Plastic waste is not for idlers, it can make you money - players

Zamaleo Africa acrobats entertain guests during World Environment Day at Riara Group of Schools. [Boniface Okendo, Standard]

Unawareness on the recycling of plastics among Kenyans has been a key cause of plastic pollution. And as counties marked World Environment Day on Monday, players in the plastic recycling sector argue that degrading waste collection and recycling has had negative results.

"Waste picking is seen as a job for street children and people who don't have anything to do. Waste collection is a highly lucrative job but we must respect the pickers so that young people can take it up," said Maurice Onzere, the managing director of Fair Recycling Project.

He said the business has been stigmatised hence demoralising people in the chain and people shy away from getting into the venture.

The project initiated by the Danish Refugee Council mobilises, trains and equips plastic waste pickers with entrepreneurial skills and registers them.

Mr Onzere noted that they have facilitated pickers to eke out a living from waste management.

"Our aim is to change the perspective of waste picking as a 'dirty job' and empower the pickers to develop waste management as a business," he said.

This year's theme of World Environment Day is 'Solutions to Plastic Waste' with Onzere noting that plastic pollution is a menace contributing to climate change globally.

"We have many development sectors depending on climate including agriculture, tourism, livestock production, blue economy. Climate change is compromising these sectors which are also great contributors to the GDP," he added.

Plastic pollution has also been identified as a major threat to marine life hence compromising people's health.

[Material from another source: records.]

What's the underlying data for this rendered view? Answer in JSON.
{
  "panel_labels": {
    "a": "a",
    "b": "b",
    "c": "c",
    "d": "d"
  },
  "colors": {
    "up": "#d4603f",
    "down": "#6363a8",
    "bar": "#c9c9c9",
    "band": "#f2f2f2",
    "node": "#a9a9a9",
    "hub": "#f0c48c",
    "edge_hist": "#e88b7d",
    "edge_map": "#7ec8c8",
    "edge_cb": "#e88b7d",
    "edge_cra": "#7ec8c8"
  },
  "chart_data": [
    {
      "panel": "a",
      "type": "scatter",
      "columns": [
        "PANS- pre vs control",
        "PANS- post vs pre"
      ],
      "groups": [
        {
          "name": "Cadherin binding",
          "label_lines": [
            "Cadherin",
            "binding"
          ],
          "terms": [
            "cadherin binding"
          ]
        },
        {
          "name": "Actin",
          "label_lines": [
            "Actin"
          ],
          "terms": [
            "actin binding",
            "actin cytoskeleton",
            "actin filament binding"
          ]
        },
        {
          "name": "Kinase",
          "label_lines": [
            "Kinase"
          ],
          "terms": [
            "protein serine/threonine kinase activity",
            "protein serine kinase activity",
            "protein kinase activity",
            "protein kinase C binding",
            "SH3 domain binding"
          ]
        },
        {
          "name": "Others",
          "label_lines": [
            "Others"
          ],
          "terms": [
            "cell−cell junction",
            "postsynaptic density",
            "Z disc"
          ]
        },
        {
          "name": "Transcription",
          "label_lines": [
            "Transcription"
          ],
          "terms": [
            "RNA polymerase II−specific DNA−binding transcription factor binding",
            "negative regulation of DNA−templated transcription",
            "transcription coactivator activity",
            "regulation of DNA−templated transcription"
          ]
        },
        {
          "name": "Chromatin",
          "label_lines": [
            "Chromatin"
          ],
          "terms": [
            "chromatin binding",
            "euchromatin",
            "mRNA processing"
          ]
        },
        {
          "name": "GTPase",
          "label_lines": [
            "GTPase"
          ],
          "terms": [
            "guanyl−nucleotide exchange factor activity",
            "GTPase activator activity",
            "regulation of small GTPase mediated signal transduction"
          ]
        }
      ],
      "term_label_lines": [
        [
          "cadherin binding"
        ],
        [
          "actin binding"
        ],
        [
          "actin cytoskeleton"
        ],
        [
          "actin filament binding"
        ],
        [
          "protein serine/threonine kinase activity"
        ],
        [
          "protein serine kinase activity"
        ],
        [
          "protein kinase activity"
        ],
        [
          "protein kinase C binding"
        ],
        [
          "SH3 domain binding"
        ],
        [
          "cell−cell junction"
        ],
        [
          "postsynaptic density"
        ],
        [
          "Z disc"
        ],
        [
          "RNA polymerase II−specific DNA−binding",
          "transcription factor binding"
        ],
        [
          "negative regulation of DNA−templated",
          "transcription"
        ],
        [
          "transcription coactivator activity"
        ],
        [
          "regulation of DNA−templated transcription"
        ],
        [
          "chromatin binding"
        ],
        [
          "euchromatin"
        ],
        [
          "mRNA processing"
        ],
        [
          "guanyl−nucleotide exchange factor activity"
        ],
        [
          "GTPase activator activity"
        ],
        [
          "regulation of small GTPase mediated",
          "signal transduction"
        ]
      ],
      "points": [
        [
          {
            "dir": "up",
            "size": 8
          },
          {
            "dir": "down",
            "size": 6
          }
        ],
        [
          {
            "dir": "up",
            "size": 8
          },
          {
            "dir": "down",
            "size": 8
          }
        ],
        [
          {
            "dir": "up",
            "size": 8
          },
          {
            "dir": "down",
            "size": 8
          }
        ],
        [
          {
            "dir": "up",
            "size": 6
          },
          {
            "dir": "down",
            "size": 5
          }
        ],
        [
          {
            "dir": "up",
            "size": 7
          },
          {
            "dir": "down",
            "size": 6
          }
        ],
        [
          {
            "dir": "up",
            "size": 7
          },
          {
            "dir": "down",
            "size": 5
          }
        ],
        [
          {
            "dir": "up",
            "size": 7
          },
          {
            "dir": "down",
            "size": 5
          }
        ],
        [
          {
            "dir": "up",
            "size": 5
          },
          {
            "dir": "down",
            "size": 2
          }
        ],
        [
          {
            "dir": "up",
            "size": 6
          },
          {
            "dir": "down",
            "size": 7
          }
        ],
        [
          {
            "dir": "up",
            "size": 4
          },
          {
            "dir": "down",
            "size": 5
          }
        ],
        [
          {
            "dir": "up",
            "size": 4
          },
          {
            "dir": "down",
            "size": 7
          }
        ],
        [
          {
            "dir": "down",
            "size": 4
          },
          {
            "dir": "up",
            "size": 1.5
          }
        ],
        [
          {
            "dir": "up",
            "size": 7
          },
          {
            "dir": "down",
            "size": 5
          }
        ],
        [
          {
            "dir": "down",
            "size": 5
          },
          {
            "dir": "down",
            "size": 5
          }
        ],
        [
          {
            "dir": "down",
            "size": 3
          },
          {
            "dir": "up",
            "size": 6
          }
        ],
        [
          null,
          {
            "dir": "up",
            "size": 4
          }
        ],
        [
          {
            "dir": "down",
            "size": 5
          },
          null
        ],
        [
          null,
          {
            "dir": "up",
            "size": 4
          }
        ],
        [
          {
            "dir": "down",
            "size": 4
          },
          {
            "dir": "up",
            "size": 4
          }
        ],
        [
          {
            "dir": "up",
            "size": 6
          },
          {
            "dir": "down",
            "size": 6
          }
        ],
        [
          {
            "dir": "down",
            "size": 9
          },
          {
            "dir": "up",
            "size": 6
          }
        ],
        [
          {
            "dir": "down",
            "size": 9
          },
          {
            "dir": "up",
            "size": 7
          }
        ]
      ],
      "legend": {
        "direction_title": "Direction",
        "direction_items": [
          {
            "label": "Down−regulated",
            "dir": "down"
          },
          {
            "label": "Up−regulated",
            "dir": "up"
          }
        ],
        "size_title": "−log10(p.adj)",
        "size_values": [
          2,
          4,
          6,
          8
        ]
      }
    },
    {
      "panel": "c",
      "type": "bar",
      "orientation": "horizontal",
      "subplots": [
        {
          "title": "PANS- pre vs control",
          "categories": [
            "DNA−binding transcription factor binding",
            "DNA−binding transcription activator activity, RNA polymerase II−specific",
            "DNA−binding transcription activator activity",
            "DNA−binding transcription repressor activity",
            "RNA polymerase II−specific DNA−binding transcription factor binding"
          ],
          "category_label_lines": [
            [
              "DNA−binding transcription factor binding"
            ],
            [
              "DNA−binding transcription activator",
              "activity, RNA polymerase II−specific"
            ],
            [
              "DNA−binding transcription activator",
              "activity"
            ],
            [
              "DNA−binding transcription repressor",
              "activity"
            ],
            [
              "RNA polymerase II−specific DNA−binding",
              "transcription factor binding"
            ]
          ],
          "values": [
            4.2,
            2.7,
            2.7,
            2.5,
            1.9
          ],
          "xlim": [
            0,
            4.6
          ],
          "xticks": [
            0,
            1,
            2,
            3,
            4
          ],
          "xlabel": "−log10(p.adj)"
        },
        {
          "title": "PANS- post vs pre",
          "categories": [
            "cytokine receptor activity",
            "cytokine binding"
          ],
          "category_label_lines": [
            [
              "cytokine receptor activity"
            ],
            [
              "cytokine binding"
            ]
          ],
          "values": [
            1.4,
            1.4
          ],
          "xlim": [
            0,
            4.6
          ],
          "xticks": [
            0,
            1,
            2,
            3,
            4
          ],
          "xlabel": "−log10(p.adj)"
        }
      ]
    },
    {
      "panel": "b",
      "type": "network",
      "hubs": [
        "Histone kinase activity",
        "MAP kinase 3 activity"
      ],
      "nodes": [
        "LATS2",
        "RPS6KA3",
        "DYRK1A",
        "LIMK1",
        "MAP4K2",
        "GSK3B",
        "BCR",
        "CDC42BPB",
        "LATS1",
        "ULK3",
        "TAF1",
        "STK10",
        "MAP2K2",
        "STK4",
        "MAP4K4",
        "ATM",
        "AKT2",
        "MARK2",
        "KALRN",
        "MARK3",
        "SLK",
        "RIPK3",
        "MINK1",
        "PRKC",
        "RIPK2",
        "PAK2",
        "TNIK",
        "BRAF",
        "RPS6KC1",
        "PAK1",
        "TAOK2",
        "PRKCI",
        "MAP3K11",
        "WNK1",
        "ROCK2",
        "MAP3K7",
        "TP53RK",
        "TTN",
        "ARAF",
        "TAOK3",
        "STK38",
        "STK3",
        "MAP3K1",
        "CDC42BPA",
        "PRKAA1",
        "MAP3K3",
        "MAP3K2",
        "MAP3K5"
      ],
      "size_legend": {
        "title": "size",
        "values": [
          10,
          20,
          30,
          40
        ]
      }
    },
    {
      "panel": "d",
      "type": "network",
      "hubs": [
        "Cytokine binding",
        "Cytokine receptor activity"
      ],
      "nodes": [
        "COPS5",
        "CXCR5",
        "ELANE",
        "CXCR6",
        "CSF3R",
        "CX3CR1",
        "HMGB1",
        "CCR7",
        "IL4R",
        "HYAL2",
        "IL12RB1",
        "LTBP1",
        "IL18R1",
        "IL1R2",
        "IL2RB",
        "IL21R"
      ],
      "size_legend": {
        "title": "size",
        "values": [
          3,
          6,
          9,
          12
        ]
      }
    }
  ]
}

"If we have to deal with food insecurity, we must first deal with plastic pollution. Our health expenditures will also keep increasing if plastic pollution pandemic is not checked," said Onzere.

Onzere noted that recycling of plastics is not fully embraced and the players in the chain including pickers are negatively labeled and degraded.

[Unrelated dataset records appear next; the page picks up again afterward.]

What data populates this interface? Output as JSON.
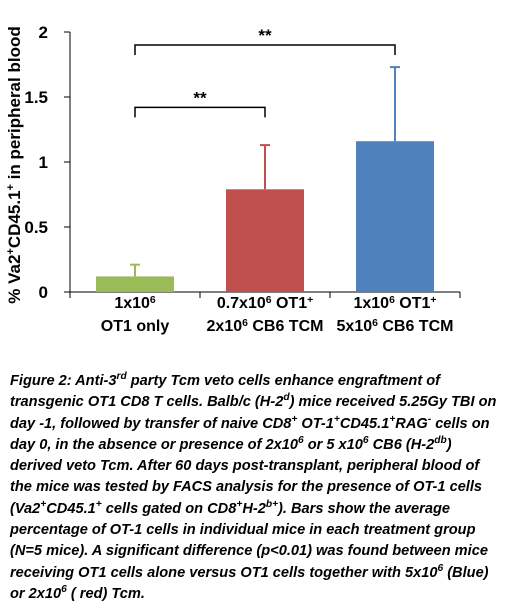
{
  "chart_data": {
    "type": "bar",
    "ylabel": "% Va2+CD45.1+ in peripheral blood",
    "ylabel_parts": [
      {
        "text": "% Va2",
        "sup": false
      },
      {
        "text": "+",
        "sup": true
      },
      {
        "text": "CD45.1",
        "sup": false
      },
      {
        "text": "+",
        "sup": true
      },
      {
        "text": " in peripheral blood",
        "sup": false
      }
    ],
    "ylim": [
      0,
      2
    ],
    "yticks": [
      "0",
      "0.5",
      "1",
      "1.5",
      "2"
    ],
    "grid": false,
    "categories": [
      {
        "line1": "1x10",
        "line1_sup": "6",
        "line1_tail": "",
        "line2": "OT1 only",
        "line2_sup": "",
        "line2_tail": ""
      },
      {
        "line1": "0.7x10",
        "line1_sup": "6",
        "line1_tail": " OT1",
        "line1_sup2": "+",
        "line2": "2x10",
        "line2_sup": "6",
        "line2_tail": " CB6 TCM"
      },
      {
        "line1": "1x10",
        "line1_sup": "6",
        "line1_tail": " OT1",
        "line1_sup2": "+",
        "line2": "5x10",
        "line2_sup": "6",
        "line2_tail": " CB6 TCM"
      }
    ],
    "values": [
      0.12,
      0.79,
      1.16
    ],
    "errors": [
      0.09,
      0.34,
      0.57
    ],
    "colors": [
      "#9bbb59",
      "#c0504d",
      "#4f81bd"
    ],
    "annotations": [
      {
        "from": 0,
        "to": 1,
        "label": "**",
        "y": 1.42
      },
      {
        "from": 0,
        "to": 2,
        "label": "**",
        "y": 1.9
      }
    ]
  },
  "caption": {
    "lines": [
      [
        {
          "t": "Figure 2: Anti-3"
        },
        {
          "t": "rd",
          "sup": true
        },
        {
          "t": " party Tcm veto cells enhance engraftment of"
        }
      ],
      [
        {
          "t": "transgenic OT1 CD8 T cells. Balb/c (H-2"
        },
        {
          "t": "d",
          "sup": true
        },
        {
          "t": ") mice received 5.25Gy TBI on"
        }
      ],
      [
        {
          "t": "day -1, followed by transfer of naive CD8"
        },
        {
          "t": "+",
          "sup": true
        },
        {
          "t": " OT-1"
        },
        {
          "t": "+",
          "sup": true
        },
        {
          "t": "CD45.1"
        },
        {
          "t": "+",
          "sup": true
        },
        {
          "t": "RAG"
        },
        {
          "t": "-",
          "sup": true
        },
        {
          "t": " cells on"
        }
      ],
      [
        {
          "t": "day 0, in the absence or presence of  2x10"
        },
        {
          "t": "6",
          "sup": true
        },
        {
          "t": " or 5 x10"
        },
        {
          "t": "6",
          "sup": true
        },
        {
          "t": " CB6 (H-2"
        },
        {
          "t": "db",
          "sup": true
        },
        {
          "t": ")"
        }
      ],
      [
        {
          "t": "derived veto Tcm. After 60 days post-transplant, peripheral blood of"
        }
      ],
      [
        {
          "t": "the mice was tested by FACS analysis for the presence of OT-1 cells"
        }
      ],
      [
        {
          "t": "(Va2"
        },
        {
          "t": "+",
          "sup": true
        },
        {
          "t": "CD45.1"
        },
        {
          "t": "+",
          "sup": true
        },
        {
          "t": " cells gated on CD8"
        },
        {
          "t": "+",
          "sup": true
        },
        {
          "t": "H-2"
        },
        {
          "t": "b+",
          "sup": true
        },
        {
          "t": "). Bars show the average"
        }
      ],
      [
        {
          "t": "percentage of OT-1 cells in individual mice in each treatment group"
        }
      ],
      [
        {
          "t": "(N=5 mice). A significant difference (p<0.01) was found between mice"
        }
      ],
      [
        {
          "t": "receiving OT1 cells alone versus OT1 cells together with 5x10"
        },
        {
          "t": "6",
          "sup": true
        },
        {
          "t": " (Blue)"
        }
      ],
      [
        {
          "t": "or 2x10"
        },
        {
          "t": "6",
          "sup": true
        },
        {
          "t": " ( red) Tcm."
        }
      ]
    ]
  }
}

According to DRC's country director Simon Nzioka, the Fair Recycling Project, has created over 600 direct jobs and more than 600 communities including refugees, included in the chain.

"The has also helped us rehabilitate street children in waste management at the dumpsites and returned them to school as part of our child-labour prevention component," he added.

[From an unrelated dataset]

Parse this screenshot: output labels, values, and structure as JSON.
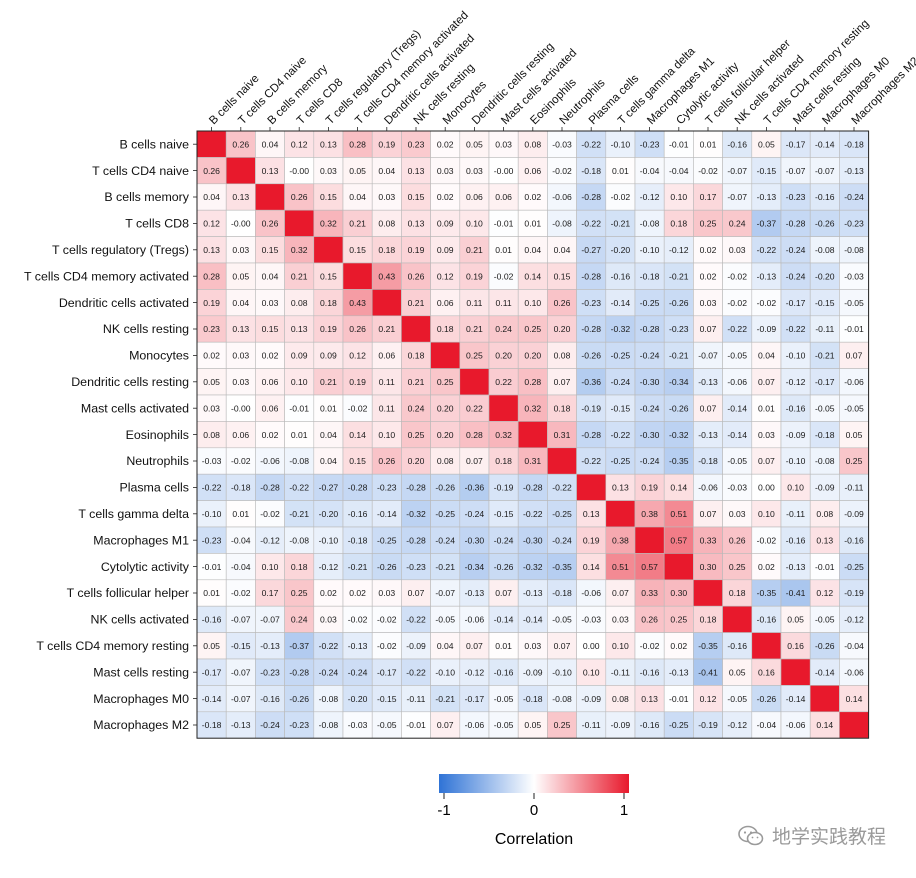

Nzioka noted that creating awareness in social gatherings like churches, mosques, schools on plastic collection would reduce illnesses caused by plastic pollution.

He said the pickers are linked with recyclers who buy off the recovered plastic waste who then sort, clean and pelletise them before selling to manufacturers.

According to Jackson Njoroge from Green Africa, a plastic recycling company in Kenya, waste segregation at source has also been a major challenge in tackling plastic pollution.

"Consumption of plastic products is high in Kenya but people do not know how to discard them after use. Nairobi alone generates more than 3,000 metric tonnes of plastic waste in a month and out of these, only 2,000 metric tonnes end up to the dump sites. The rest is irresponsibly dumped in the streets, water bodies, fields and this adds to the pollution menace," said Njoroge.